Jenna le clavó la mirada a David por un largo rato. Él la miró a los ojos durante un instante; después, desvió la vista y asintió con la cabeza. Se sentó y se puso a juguetear con el mantel, entrelazando tres flecos de su borde. Jenna intuyó que no se lo estaba contando todo. Tendría que recurrir a su as en la maga. Necesitaba hacerlo hablar.

—Háblame de tu bebé —pidió.

Él alzó la vista de golpe, dándose cuenta de que Jenna lo había pillado. Había mordido el anzuelo y ya no podía disimular. Todos vieron su reacción. Sabían que había algo más.

—¿Cómo sabes eso? —preguntó.

—Me lo contó John Ferguson.

David bajó los ojos y movió la cabeza.

—Tienes que contármelo —dijo Jenna, tomando asiento e inclinándose hacia él por encima de la mesa—. Debes explicarme qué ocurrió.

Jenna y David se miraron a los ojos. Una comunicación silenciosa se estableció entre ambos. Compartían algo, y la conciencia de que así era tranquilizó e inquietó al mismo tiempo a Jenna. Sentía como si David pudiese leer sus pensamientos, como si estuviera abierta a él. Y la atemorizaba pensar qué vería. Además, sentía que David le tenía tanto miedo a ella como ella a él.

—Antes de que Bahía Thunder abriera, me llamaron para que expulsara a los malos espíritus —comenzó David. Carraspeó—. Reconozco que lo hice por dinero. En aquel tiempo, hacía muchas cosas por dinero. Querían que echara a los espíritus malignos. Para los tlingit no existen los espíritus malignos. Sólo son espíritus. Tienen cosas buenas y malas, pero ninguno de ellos es todo bueno o todo malo. Mira, si no, el caso de Cuervo. Puede decirse que es quien inventó el mundo. Nos dio las estrellas y la luna, el sol, el agua y la tierra. Y, ¿sabes cómo obtuvo esas cosas? Las robó. Cuervo robó la luna y nos la dio. ¿Eso significa que es malo?

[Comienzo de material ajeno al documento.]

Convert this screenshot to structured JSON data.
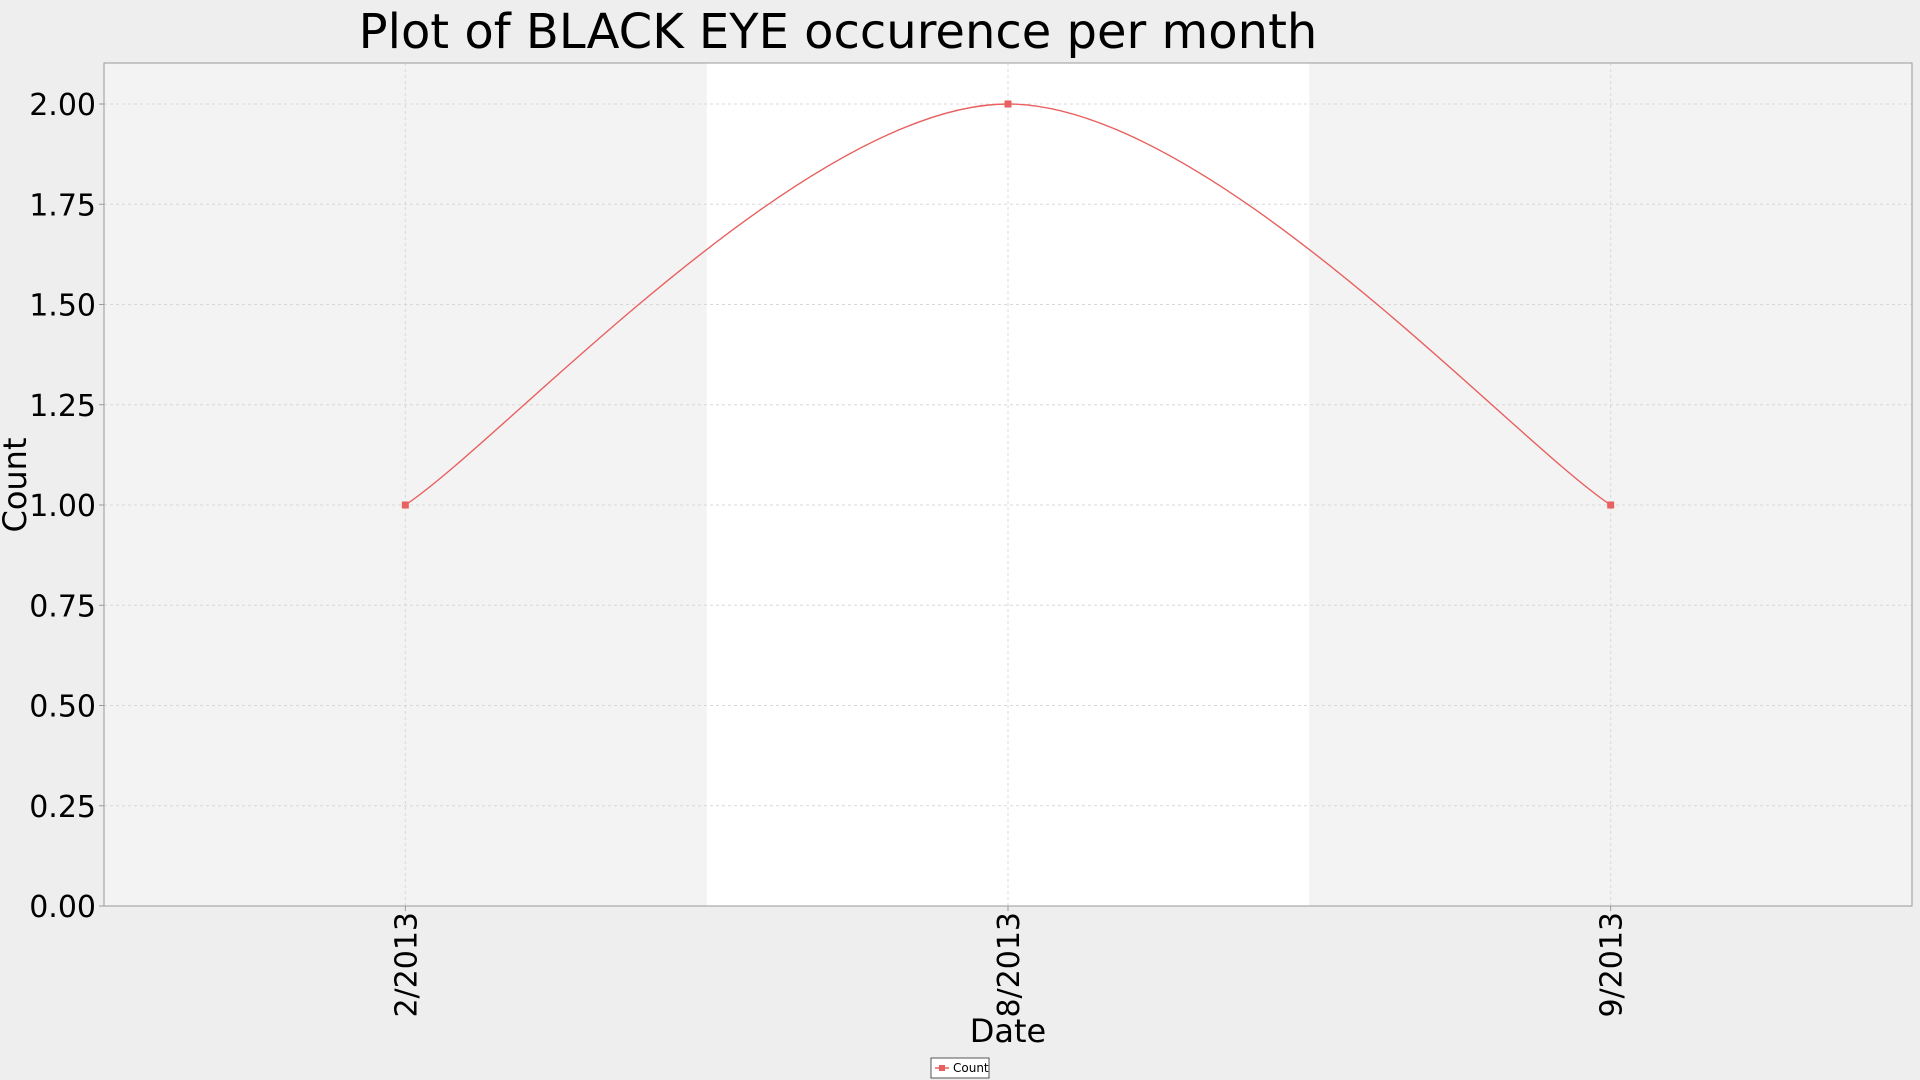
{
  "chart_data": {
    "type": "line",
    "title": "Plot of BLACK EYE occurence per month",
    "xlabel": "Date",
    "ylabel": "Count",
    "categories": [
      "2/2013",
      "8/2013",
      "9/2013"
    ],
    "series": [
      {
        "name": "Count",
        "values": [
          1.0,
          2.0,
          1.0
        ],
        "color": "#e8605f",
        "marker": "square",
        "smooth": true
      }
    ],
    "ylim": [
      0,
      2.0
    ],
    "yticks": [
      "0.00",
      "0.25",
      "0.50",
      "0.75",
      "1.00",
      "1.25",
      "1.50",
      "1.75",
      "2.00"
    ],
    "grid": true,
    "legend": {
      "placement": "bottom-center",
      "entries": [
        "Count"
      ]
    },
    "colors": {
      "page_background": "#eeeeee",
      "band_alternate": "#f3f3f3",
      "band_plain": "#ffffff",
      "line": "#e8605f"
    }
  }
}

David miró por la ventana. Volvía a llover. Tom tenía razón.

—La cuestión es que fui al centro turístico convencido de que no encontraría nada ahí. Hice mis rituales. Y para mi sorpresa, al cabo de un día de meditación, percibí la presencia de los espíritus. Eran kushtaka. Debí tener la sensatez de detenerme entonces, pero me creía poderoso y quise llevar las cosas más lejos. Quería contactarlos y decirles que no incomodaran a la gente del centro turístico. Bueno, acudieron a mí. Me llevaron a su morada. Y allí se divirtieron conmigo. Todos mis supuestos poderes de chamán no sirvieron de nada. Quedé paralizado, inerme. Me convirtieron en un animal peludo con garras y me achucharon y atormentaron. Me hicieron cosas inmundas, terribles…, deseé que me mataran y terminar con todo de una vez. Al fin, cuando estaba tumbado en el suelo, cubierto de excrementos y orina de nutria, el chamán kushtaka se me acercó y me dijo que me dejaría ir. Me permitía regresar al mundo para que informara de que el centro turístico no tenía que seguir adelante.

David se sentó en su silla y cerró los ojos, respirando pesadamente. El silencio reinó durante uno o dos minutos. Eddie y Tom estaban cautivados por la historia. Jenna se dio cuenta de que había algo más. Otra cosa. Algo que David no había contado.

—Y entonces te dejaron ir —sugirió Eddie, procurando romper el silencio.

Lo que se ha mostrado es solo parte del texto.